‘Cost of detaining and accommodating migrants could hit £9bn in three years’
The cost of detaining and accommodating people under the Government’s controversial plans to tackle Channel crossings could amount to more than £9 billion in the first three years, according to a refugee charity.
More than 250,000 people, including up to 45,000 children, could have their asylum claims deemed inadmissible under the Illegal Migration Bill in that time, the Refugee Council said.
The charity said its policy experts came up with the estimates as part of an impact assessment of the consequences of the first three years of the Bill, assuming it comes into force on November 7, six months after it was introduced in Parliament.
Its calculations are based on the Home Office being able to remove 10,000 people to Rwanda in each of the three years, detaining people for an average of 28 days and accommodating those who are not detained.
The Refugee Council assessment said: “In the first three years of the legislation coming into effect, between 225,347 and 257,101 people will have their asylum claims deemed inadmissible. This includes between 39,500 and 45,066 children.

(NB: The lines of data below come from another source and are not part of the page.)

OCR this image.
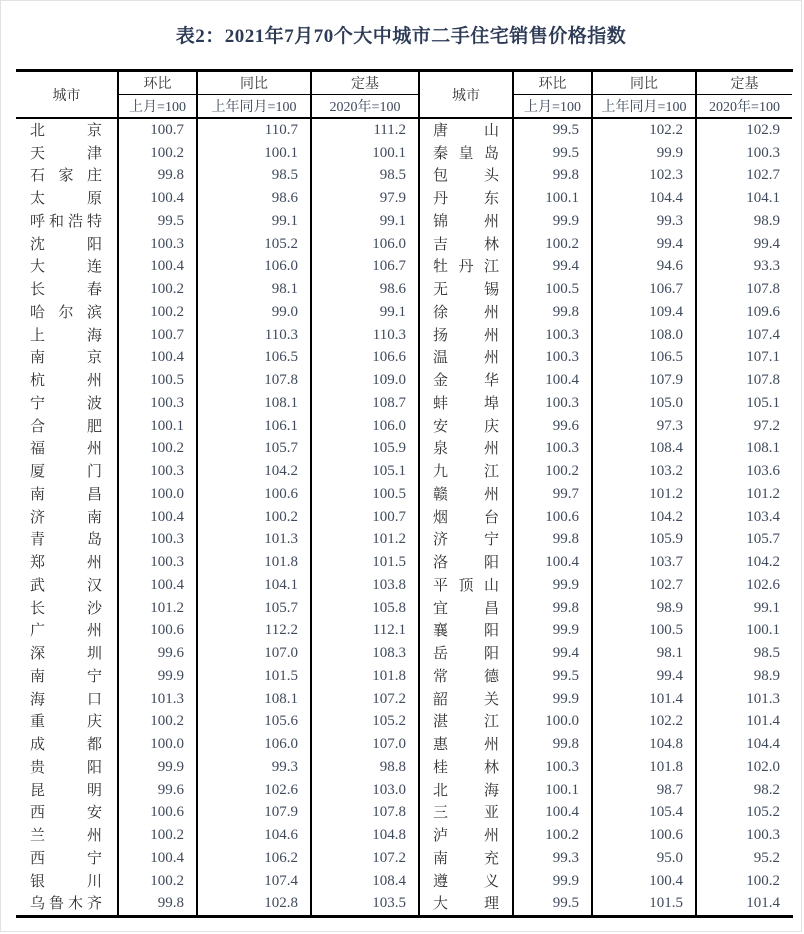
表2：2021年7月70个大中城市二手住宅销售价格指数
城市
环比	同比	定基
城市
环比	同比	定基
上月=100	上年同月=100	2020年=100	上月=100	上年同月=100	2020年=100
北京	100.7	110.7	111.2	唐山	99.5	102.2	102.9
天津	100.2	100.1	100.1	秦皇岛	99.5	99.9	100.3
石家庄	99.8	98.5	98.5	包头	99.8	102.3	102.7
太原	100.4	98.6	97.9	丹东	100.1	104.4	104.1
呼和浩特	99.5	99.1	99.1	锦州	99.9	99.3	98.9
沈阳	100.3	105.2	106.0	吉林	100.2	99.4	99.4
大连	100.4	106.0	106.7	牡丹江	99.4	94.6	93.3
长春	100.2	98.1	98.6	无锡	100.5	106.7	107.8
哈尔滨	100.2	99.0	99.1	徐州	99.8	109.4	109.6
上海	100.7	110.3	110.3	扬州	100.3	108.0	107.4
南京	100.4	106.5	106.6	温州	100.3	106.5	107.1
杭州	100.5	107.8	109.0	金华	100.4	107.9	107.8
宁波	100.3	108.1	108.7	蚌埠	100.3	105.0	105.1
合肥	100.1	106.1	106.0	安庆	99.6	97.3	97.2
福州	100.2	105.7	105.9	泉州	100.3	108.4	108.1
厦门	100.3	104.2	105.1	九江	100.2	103.2	103.6
南昌	100.0	100.6	100.5	赣州	99.7	101.2	101.2
济南	100.4	100.2	100.7	烟台	100.6	104.2	103.4
青岛	100.3	101.3	101.2	济宁	99.8	105.9	105.7
郑州	100.3	101.8	101.5	洛阳	100.4	103.7	104.2
武汉	100.4	104.1	103.8	平顶山	99.9	102.7	102.6
长沙	101.2	105.7	105.8	宜昌	99.8	98.9	99.1
广州	100.6	112.2	112.1	襄阳	99.9	100.5	100.1
深圳	99.6	107.0	108.3	岳阳	99.4	98.1	98.5
南宁	99.9	101.5	101.8	常德	99.5	99.4	98.9
海口	101.3	108.1	107.2	韶关	99.9	101.4	101.3
重庆	100.2	105.6	105.2	湛江	100.0	102.2	101.4
成都	100.0	106.0	107.0	惠州	99.8	104.8	104.4
贵阳	99.9	99.3	98.8	桂林	100.3	101.8	102.0
昆明	99.6	102.6	103.0	北海	100.1	98.7	98.2
西安	100.6	107.9	107.8	三亚	100.4	105.4	105.2
兰州	100.2	104.6	104.8	泸州	100.2	100.6	100.3
西宁	100.4	106.2	107.2	南充	99.3	95.0	95.2
银川	100.2	107.4	108.4	遵义	99.9	100.4	100.2
乌鲁木齐	99.8	102.8	103.5	大理	99.5	101.5	101.4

“At the end of the third year, between 161,147 and 192,670 people will have had their asylum claims deemed inadmissible but not have been removed. They will be unable to have their asylum claims processed, unable to work and will be reliant on Home Office support and accommodation indefinitely.
“In total, between £8.7 billion and £9.6 billion will have been spent on detaining and accommodating people impacted by the Bill in the first three years of its operation.”
All the evidence shows that the vast majority of those who come here by so-called irregular routes are refugees escaping bombs and bullets, violence and persecution
The charity said it used various data sources and made assumptions, including that 88% of people who cross the Channel in a small boat each year subsequently apply for asylum and it costs £120.42 to detain someone each day.
It said its lower estimates assume 50% of people will be detained under the Bill and upper estimates assume 100% of people will be detained.
The organisation said it is important to note the Home Office does not publish data on how many people who apply for asylum arrive irregularly other than by boat, and said it based its figures on existing data from reports by the Independent Chief Inspector of Borders and Immigration.
It said estimates are likely to still be conservative “based on our experience at the Refugee Council of working with people who arrive in the UK”.
The Bill aims to stop people claiming asylum in the UK if they arrive through unauthorised means, though it has been denounced by the UN’s refugee agency as an effective “asylum ban”.
We do not recognise the figures used in this report. The aim of the Illegal Migration Bill is to act as a deterrent and significantly reduce illegal migration when it comes into force
Enver Solomon, chief executive of the Refugee Council, repeated his criticism of what he called the “draconian legislation” and said “stains our country’s reputation for fairness in the face of adversity”.
He said: “All the evidence shows that the vast majority of those who come here by so-called irregular routes are refugees escaping bombs and bullets, violence and persecution.
“They take these dangerous journeys as no workable alternatives exist for them – unlike Ukrainians who were rightly able to come to the UK on a visa scheme.
The Government said the current asylum system costs £3 billion a year, including around £6 million a day on hotel accommodation.
Responding to the Refugee Council’s analysis, a Home Office spokesman said: “We do not recognise the figures used in this report. The aim of the Illegal Migration Bill is to act as a deterrent and significantly reduce illegal migration when it comes into force.
“The UK has a proud history of supporting those in need through our safe and legal routes, offering protection to almost half a million men, women and children.
“While we are committed to ensuring there are routes to safety for vulnerable people across the globe, we must grip the rise in illegal migration and stop the boats. That is why we are making people who come to the UK illegally liable for detention and swift removal.”